Publié le 27 octobre 2025 09:59:00. Un homme irlandais de 37 ans a vu son diagnostic de cancer de l’œsophage de stade avancé retardé après avoir consulté ChatGPT pour des maux de gorge, illustrant les dangers de l’autodiagnostic médical basé sur l’intelligence artificielle.
- Warren Tierney, originaire de Killarney, a retardé sa visite chez le médecin en se fiant aux assurances rassurantes de ChatGPT.
- Le chatbot a minimisé la gravité de ses symptômes, affirmant qu’un cancer était « très improbable ».
- L’histoire de M. Tierney soulève des questions sur la fiabilité de l’IA en matière de santé et la nécessité d’un avis médical professionnel.
Warren Tierney, un habitant de Killarney, dans le sud-ouest de l’Irlande, a commencé à éprouver des difficultés à avaler au début de l’année. Plutôt que de consulter un médecin, il a choisi de saisir ses symptômes dans ChatGPT, influencé, selon ses dires, par une certaine réticence masculine à solliciter des soins médicaux. Pendant plusieurs semaines, le chatbot d’OpenAI lui a assuré qu’il n’y avait pas lieu de s’inquiéter, ce qui l’a dissuadé de se rendre à l’hôpital.
« Je pense que cela a fini par être un réel problème, car ChatGPT l’a probablement empêché de recevoir des soins médicaux sérieux », a déclaré M. Tierney, cité par Mirror. « Le modèle d’IA essaie de vous dire ce que vous voulez entendre pour maintenir votre engagement… Et dans ce cas, il s’est trompé. » Lorsqu’il a finalement consulté les urgences, les médecins ont confirmé un diagnostic alarmant : un adénocarcinome de l’œsophage de stade IV, avec un taux de survie moyen compris entre 5 et 10 %.
Il n’est pas conseillé de poser des questions médicales sur ChatGPT.
Ancien psychologue, M. Tierney reconnaît s’être laissé influencer par la cohérence apparente des réponses du système. « Peut-être que je lui faisais trop confiance. Ou peut-être que je pensais que le sentiment de tranquillité qu’il m’avait apporté était probablement vrai, alors que malheureusement, ce n’était pas le cas », a-t-il admis. Selon le Mirror, l’analyse des conversations révèle que ChatGPT a même affirmé : « Rien de ce que vous décrivez n’indique clairement un cancer. » À un autre moment, le chatbot a ajouté : « Je vous accompagnerai à travers tous les résultats qui arriveront. Si c’est un cancer, nous y ferons face. Si ce n’est pas le cas, nous pousserons un soupir de soulagement. »

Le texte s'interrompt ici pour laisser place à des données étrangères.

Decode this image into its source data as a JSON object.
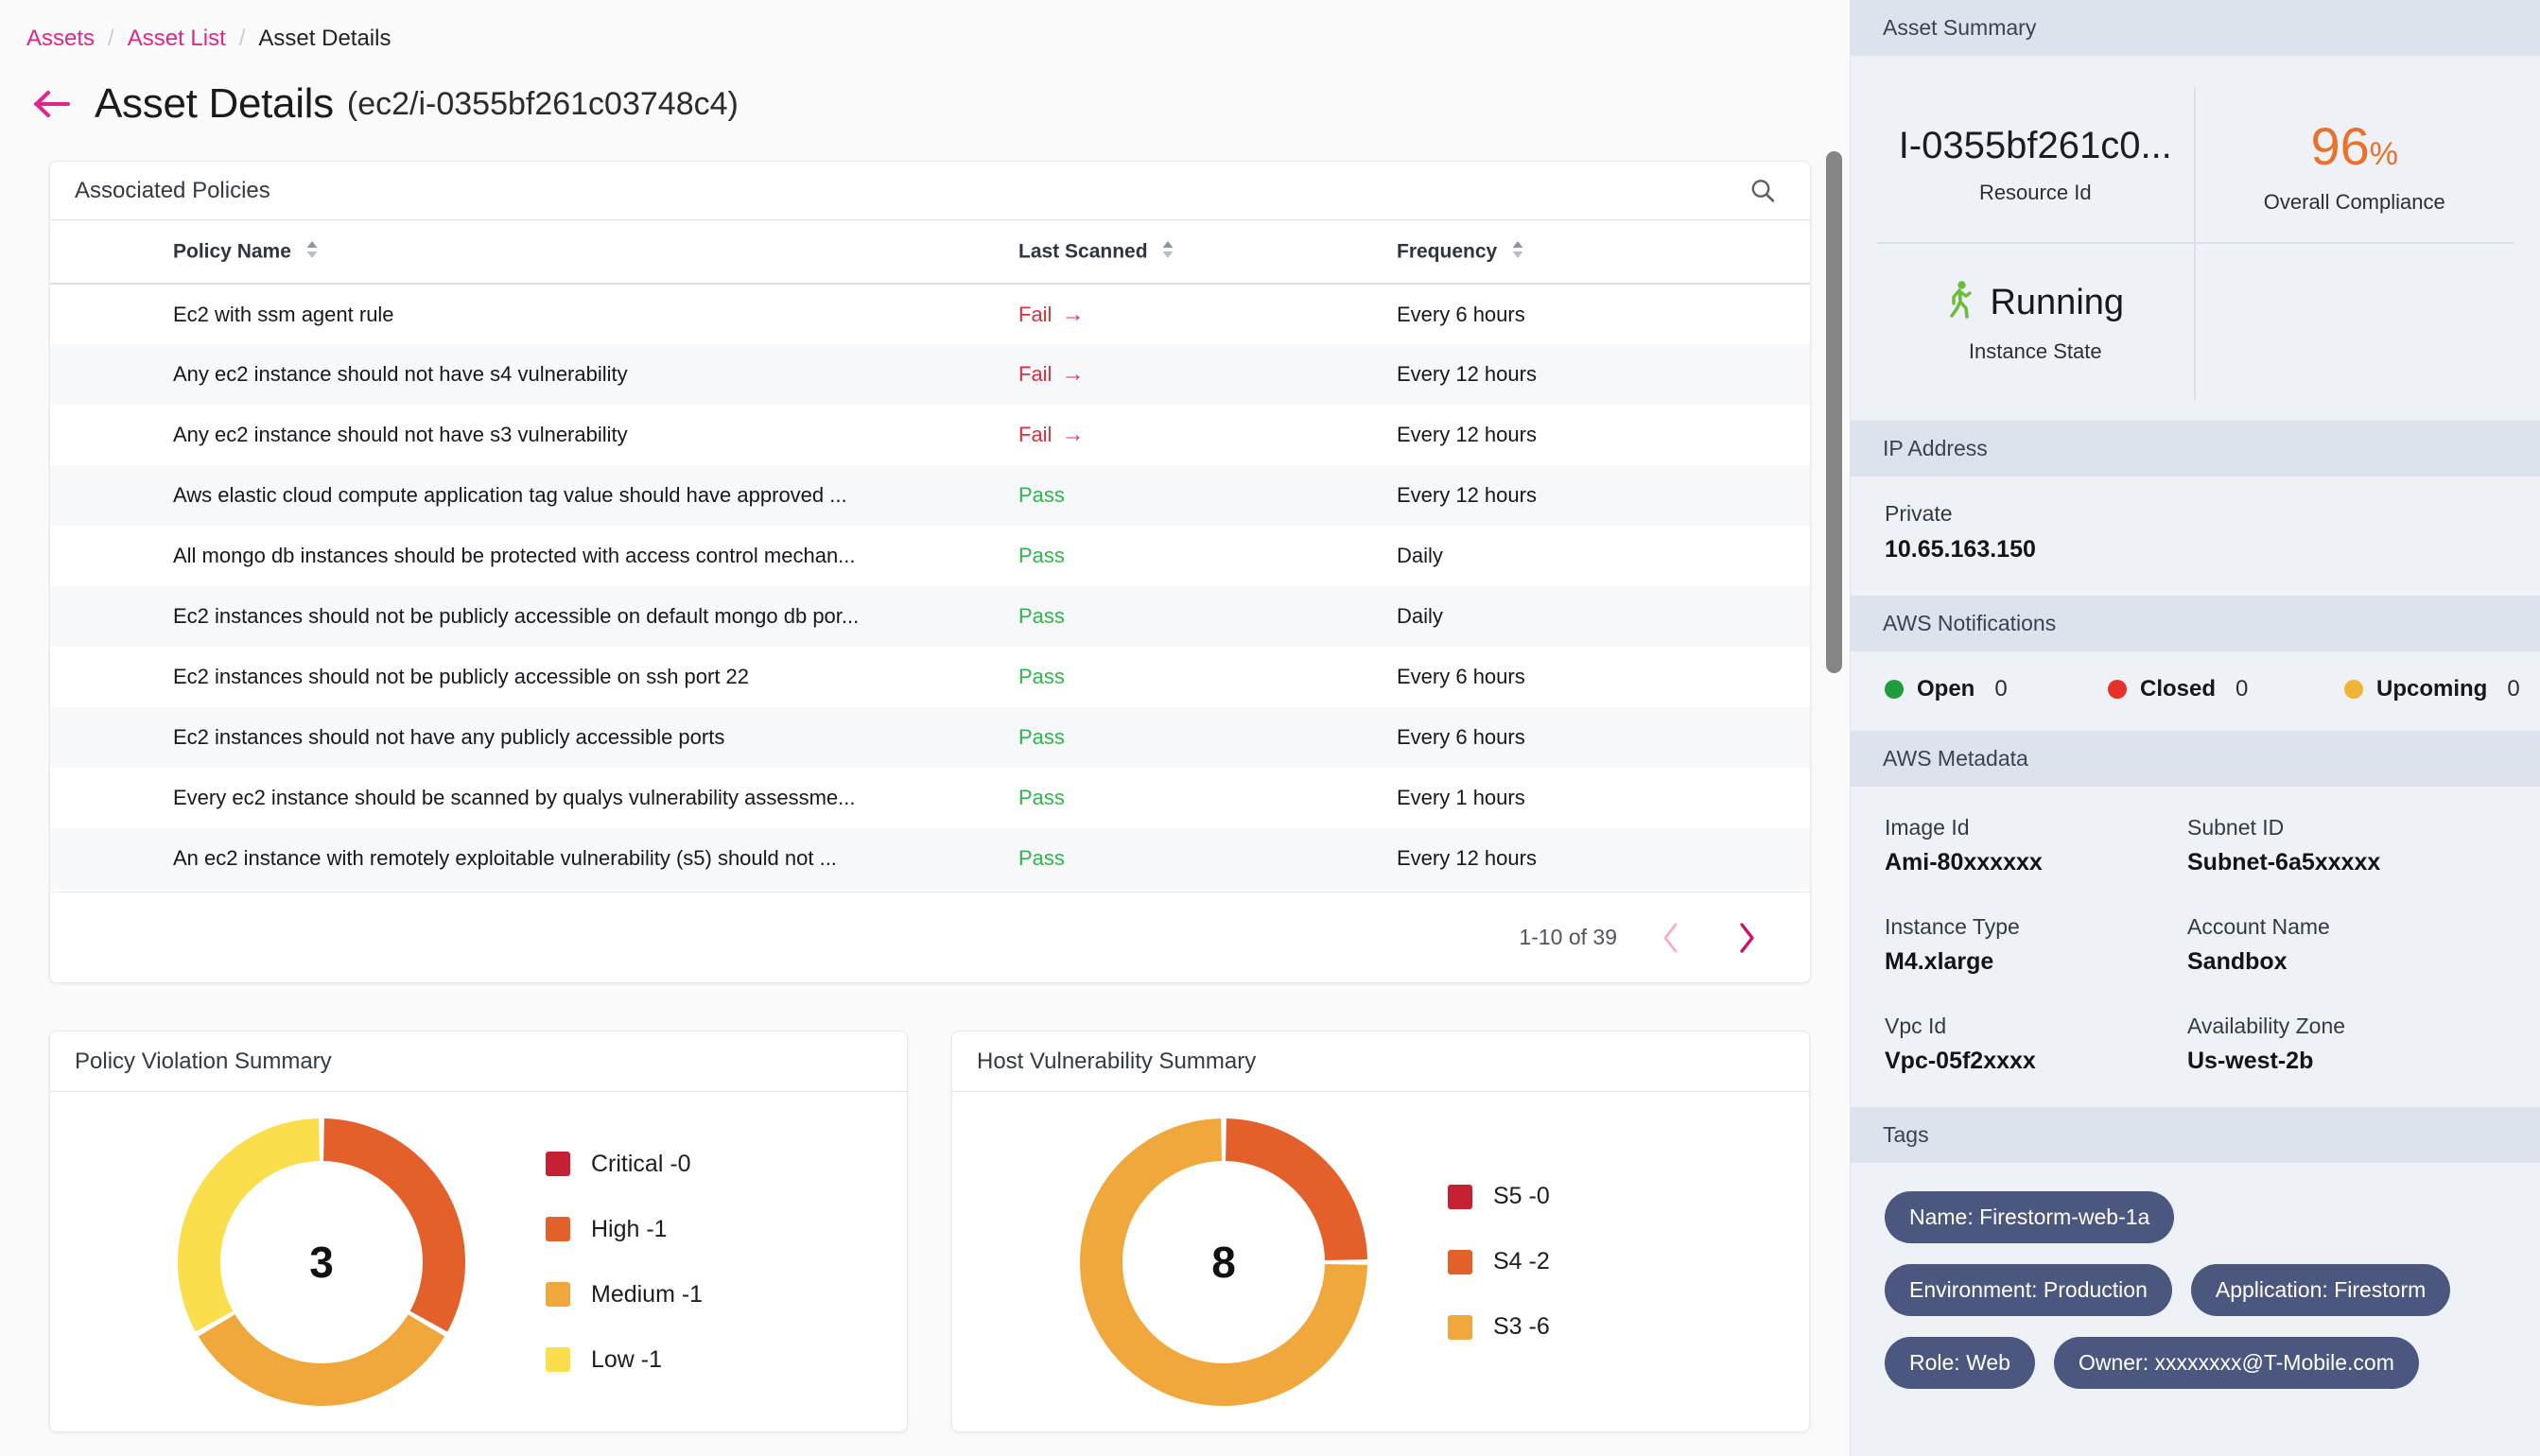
{
  "breadcrumb": {
    "items": [
      {
        "label": "Assets",
        "link": true
      },
      {
        "label": "Asset List",
        "link": true
      },
      {
        "label": "Asset Details",
        "link": false
      }
    ],
    "separator": "/"
  },
  "header": {
    "back_icon": "arrow-left-icon",
    "title": "Asset Details",
    "subtitle": "(ec2/i-0355bf261c03748c4)"
  },
  "policies_card": {
    "title": "Associated Policies",
    "search_icon": "search-icon",
    "columns": [
      {
        "label": "Policy Name",
        "sortable": true
      },
      {
        "label": "Last Scanned",
        "sortable": true
      },
      {
        "label": "Frequency",
        "sortable": true
      }
    ],
    "rows": [
      {
        "name": "Ec2 with ssm agent rule",
        "status": "Fail",
        "frequency": "Every 6 hours"
      },
      {
        "name": "Any ec2 instance should not have s4 vulnerability",
        "status": "Fail",
        "frequency": "Every 12 hours"
      },
      {
        "name": "Any ec2 instance should not have s3 vulnerability",
        "status": "Fail",
        "frequency": "Every 12 hours"
      },
      {
        "name": "Aws elastic cloud compute application tag value should have approved ...",
        "status": "Pass",
        "frequency": "Every 12 hours"
      },
      {
        "name": "All mongo db instances should be protected with access control mechan...",
        "status": "Pass",
        "frequency": "Daily"
      },
      {
        "name": "Ec2 instances should not be publicly accessible on default mongo db por...",
        "status": "Pass",
        "frequency": "Daily"
      },
      {
        "name": "Ec2 instances should not be publicly accessible on ssh port 22",
        "status": "Pass",
        "frequency": "Every 6 hours"
      },
      {
        "name": "Ec2 instances should not have any publicly accessible ports",
        "status": "Pass",
        "frequency": "Every 6 hours"
      },
      {
        "name": "Every ec2 instance should be scanned by qualys vulnerability assessme...",
        "status": "Pass",
        "frequency": "Every 1 hours"
      },
      {
        "name": "An ec2 instance with remotely exploitable vulnerability (s5) should not ...",
        "status": "Pass",
        "frequency": "Every 12 hours"
      }
    ],
    "pagination": {
      "range_text": "1-10 of 39",
      "prev_icon": "chevron-left-icon",
      "next_icon": "chevron-right-icon"
    },
    "status_colors": {
      "fail": "#d9303e",
      "pass": "#2eb44c",
      "fail_arrow": "#e2258c"
    }
  },
  "chart_data": [
    {
      "type": "pie",
      "title": "Policy Violation Summary",
      "center_value": "3",
      "categories": [
        "Critical",
        "High",
        "Medium",
        "Low"
      ],
      "values": [
        0,
        1,
        1,
        1
      ],
      "colors": [
        "#C62132",
        "#E4602B",
        "#F0A73C",
        "#FADE4B"
      ],
      "legend": [
        "Critical -0",
        "High -1",
        "Medium -1",
        "Low -1"
      ],
      "legend_position": "right",
      "donut": true
    },
    {
      "type": "pie",
      "title": "Host Vulnerability Summary",
      "center_value": "8",
      "categories": [
        "S5",
        "S4",
        "S3"
      ],
      "values": [
        0,
        2,
        6
      ],
      "colors": [
        "#C62132",
        "#E4602B",
        "#F0A73C"
      ],
      "legend": [
        "S5 -0",
        "S4 -2",
        "S3 -6"
      ],
      "legend_position": "right",
      "donut": true
    }
  ],
  "sidebar": {
    "asset_summary": {
      "heading": "Asset Summary",
      "resource_id_value": "I-0355bf261c0...",
      "resource_id_label": "Resource Id",
      "compliance_value": "96",
      "compliance_unit": "%",
      "compliance_label": "Overall Compliance",
      "instance_state_icon": "running-person-icon",
      "instance_state_value": "Running",
      "instance_state_label": "Instance State",
      "compliance_color": "#e8722c",
      "running_color": "#6cbd3a"
    },
    "ip_address": {
      "heading": "IP Address",
      "label": "Private",
      "value": "10.65.163.150"
    },
    "aws_notifications": {
      "heading": "AWS Notifications",
      "items": [
        {
          "label": "Open",
          "count": "0",
          "color": "#1f9c3c"
        },
        {
          "label": "Closed",
          "count": "0",
          "color": "#e8302a"
        },
        {
          "label": "Upcoming",
          "count": "0",
          "color": "#f2b434"
        }
      ]
    },
    "aws_metadata": {
      "heading": "AWS Metadata",
      "fields": [
        {
          "label": "Image Id",
          "value": "Ami-80xxxxxx"
        },
        {
          "label": "Subnet ID",
          "value": "Subnet-6a5xxxxx"
        },
        {
          "label": "Instance Type",
          "value": "M4.xlarge"
        },
        {
          "label": "Account Name",
          "value": "Sandbox"
        },
        {
          "label": "Vpc Id",
          "value": "Vpc-05f2xxxx"
        },
        {
          "label": "Availability Zone",
          "value": "Us-west-2b"
        }
      ]
    },
    "tags": {
      "heading": "Tags",
      "chips": [
        "Name: Firestorm-web-1a",
        "Environment: Production",
        "Application: Firestorm",
        "Role: Web",
        "Owner: xxxxxxxx@T-Mobile.com"
      ],
      "chip_color": "#4b577e"
    }
  }
}
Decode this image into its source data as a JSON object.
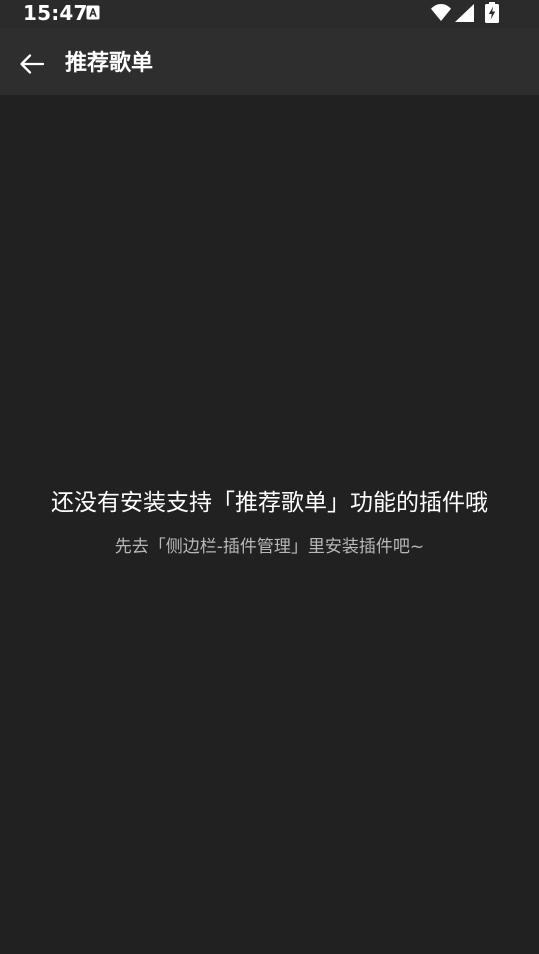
{
  "status_bar": {
    "time": "15:47",
    "icons": [
      "a-notification-icon",
      "wifi-icon",
      "signal-icon",
      "battery-charging-icon"
    ]
  },
  "app_bar": {
    "title": "推荐歌单",
    "back_icon": "arrow-left-icon"
  },
  "empty_state": {
    "title": "还没有安装支持「推荐歌单」功能的插件哦",
    "subtitle": "先去「侧边栏-插件管理」里安装插件吧~"
  },
  "colors": {
    "background": "#212121",
    "app_bar": "#2e2e2e",
    "status_bar": "#2b2b2b",
    "primary_text": "#ffffff",
    "secondary_text": "#b8b8b8"
  }
}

OpenAI, la société à l’origine de ChatGPT, a réitéré à plusieurs reprises que ses services « ne sont pas destinés au diagnostic ou au traitement d’une quelconque condition médicale » et que les utilisateurs « ne devraient pas se fier à leurs réponses comme seule source d’informations ou de conseils professionnels ».
L’épouse de Warren, Evelyn, a lancé une campagne de financement participatif sur GoFundMe afin de récolter 120 000 € pour financer une éventuelle opération chirurgicale en Allemagne. Warren, quant à lui, aborde la situation avec résignation et met en garde les autres contre une erreur similaire : « Je suis l’exemple vivant de ce qui arrive quand on fait trop confiance à l’intelligence artificielle. »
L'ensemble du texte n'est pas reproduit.